Et pendant ce temps-là, le chien faisant sa ronde,
Allait de faute en faute et manquait ses arrêts !
Mais, réveillé soudain par un bruit sur la branche,
Et, sans même viser, …. alors le songeur.
Qui tombe de là-haut ? C’est une chatte blanche
Qu’à la ferme prochaine on va pleurer. Horreur !
Le meurtrier se trouble et fait piteuse mine
Devant ce corps sans vie et ce poil rebroussé.
Comme il préférerait, dans son humeur chagrine,
Qu’un voleur à la …. eût vidé son gousset !


XLV

Si vous craignez l’hiver dans quelque ville obscure
Où chaque rue exhale une odeur de moisi,
S’il faut à vos poumons tiède température,
Allez-y !

Si, dans la basse-cour, on l’a bien cultivée
Comme on cultive ailleurs la poule du faisan,
Et si la cuisson fut savamment activée,
Mangez-en !

Si vous tremblez de faire un faux pas en montagne,
Je vous offre la mienne. Acceptez ; la voilà.
N’importe qui vous suive ou qui vous accompagne,
Prenez-la !

Si vous cherchez un siège à manœuvrer commode,
En harmonie avec la table et le buffet,
Ce tissu résistant est encore à la mode :
On en fait.

Si vous redoutez l’ail, le piment, le vinaigre,
Si, pour un grain de sel, vous avez dit : « Assez ! »
Prenez-en les tronçons recueillis par un nègre
Et sucez !

Si vous aimez dans l’ombre à frapper en silence,
Mais sans causer pourtant de blessure ou de mort,
Ou dans vos mains, un jour, si le verrier la lance,
Soufflez fort !

Si vous gagnez ses bords en quelque steppe aride
Encombré par la neige et battu par le vent,
Naviguez d’un bras fort, d’un mouvement rapide….
En avant !


XLVI

À l’abri de ses murs, Segrais, Huet, Malherbe,
Ont trouvé leur berceau, comme le fit Choron ;
Leur pied d’enfant battait le pavé frangé d’herbe
Et d’avance leur gloire astiquait son clairon.
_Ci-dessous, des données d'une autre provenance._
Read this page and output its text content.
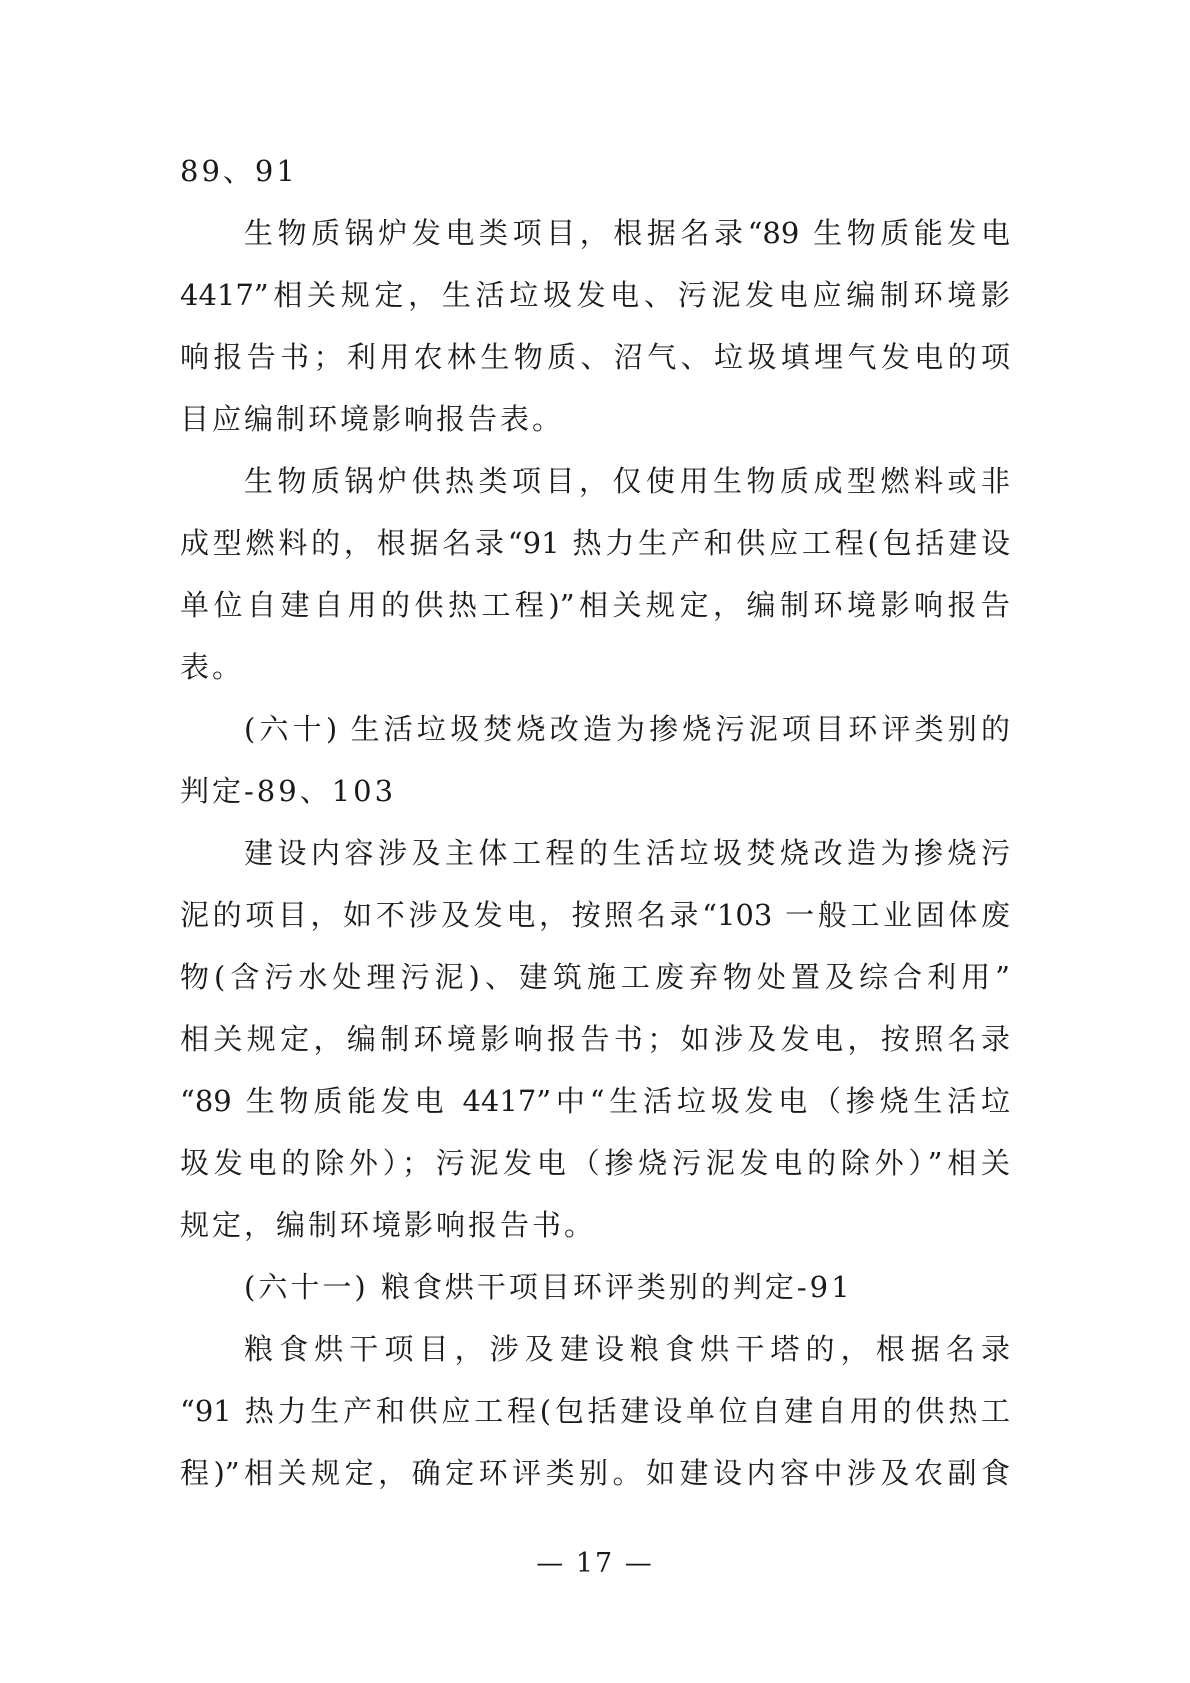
89、91
生物质锅炉发电类项目，根据名录“89 生物质能发电
4417”相关规定，生活垃圾发电、污泥发电应编制环境影
响报告书；利用农林生物质、沼气、垃圾填埋气发电的项
目应编制环境影响报告表。
生物质锅炉供热类项目，仅使用生物质成型燃料或非
成型燃料的，根据名录“91 热力生产和供应工程(包括建设
单位自建自用的供热工程)”相关规定，编制环境影响报告
表。
(六十) 生活垃圾焚烧改造为掺烧污泥项目环评类别的
判定-89、103
建设内容涉及主体工程的生活垃圾焚烧改造为掺烧污
泥的项目，如不涉及发电，按照名录“103 一般工业固体废
物(含污水处理污泥)、建筑施工废弃物处置及综合利用”
相关规定，编制环境影响报告书；如涉及发电，按照名录
“89 生物质能发电 4417”中“生活垃圾发电（掺烧生活垃
圾发电的除外）；污泥发电（掺烧污泥发电的除外）”相关
规定，编制环境影响报告书。
(六十一) 粮食烘干项目环评类别的判定-91
粮食烘干项目，涉及建设粮食烘干塔的，根据名录
“91 热力生产和供应工程(包括建设单位自建自用的供热工
程)”相关规定，确定环评类别。如建设内容中涉及农副食
— 17 —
Il s’éveille aux éclats de la diane sonore,
Avant que l’aube froide ait fait un mouvement ;
Il bruisse, il s’agite, et se vante et s’honore
D’avoir, en un clin d’œil, fait tout son « tremblement ! »

Il a de l’Orient la passive indolence ;
Il aime à bien dormir, et la graisse lui plaît.
Mais qu’un devoir l’arrache à cette somnolence :
C’est un chef ! et sa veine alors n’a plus de lait.

Dieux ! qu’il est assommant ! Mais faites-en lecture ;
S’il est bon, quelquefois, de bâiller à propos
Et si toute insomnie enfante une torture,
Ce philosophe amène un somme et du repos.

Surtout, gardez-vous bien de le doubler, ma chère :
Tout propos de malice est un brûlot fumant !
En subir est fâcheux. Mais devenir commère,
Soupçonner et noircir, ah ! c’est presque infamant !


XLVII

« Je termine, mon …., un modeste voyage
Aisément accompli sur les rives du …. ;
Dans ma bourse il n’a fait ni trou ni nettoyage :
Mes pieds ont payé seuls ; un cheval est trop ….
Je ne vous dirai point qu’en cette promenade
J’ai fait …. friande et me suis régalé :
Rien que la …. des veaux et l’amère salade !
Cela ne coûte guère et c’est vite avalé.
J’ai parcouru la Creuse à la fraîche verdure
Et jeté sur l’Allier des regards en passant ;
Dans l’Indre, quelquefois, je couchais sur la dure ;
Le …. m’a traité mieux, j’en suis reconnaissant.

Je visite aujourd’hui sa vieille cathédrale,
Aussi vaste qu’un monde avec ses nefs sans jour,
Ses vitraux merveilleux qui colorent la dalle,
Sa …… et ses piliers, ses voûtes et sa tour.
L’extase m’éblouit ! Mais reprends, pauvre hère,
Le fardeau qu’à porter le ciel t’a condamné !
La faculté célèbre où j’occupe une ……
Ouvre demain ses cours. Le départ a sonné ! »


XLVIII

« Sais-tu combien de fois il est dans un hectare ? »
Le bambin ne dit mot ! Quel petit être ignare !

Ce supplice avait cours au temps de nos aïeux ;
Depuis, il a passé de mode. Eh bien ! tant mieux.

Le fagoteur en fait d’essences très diverses
Et se moque, sous bois, des plus rudes averses.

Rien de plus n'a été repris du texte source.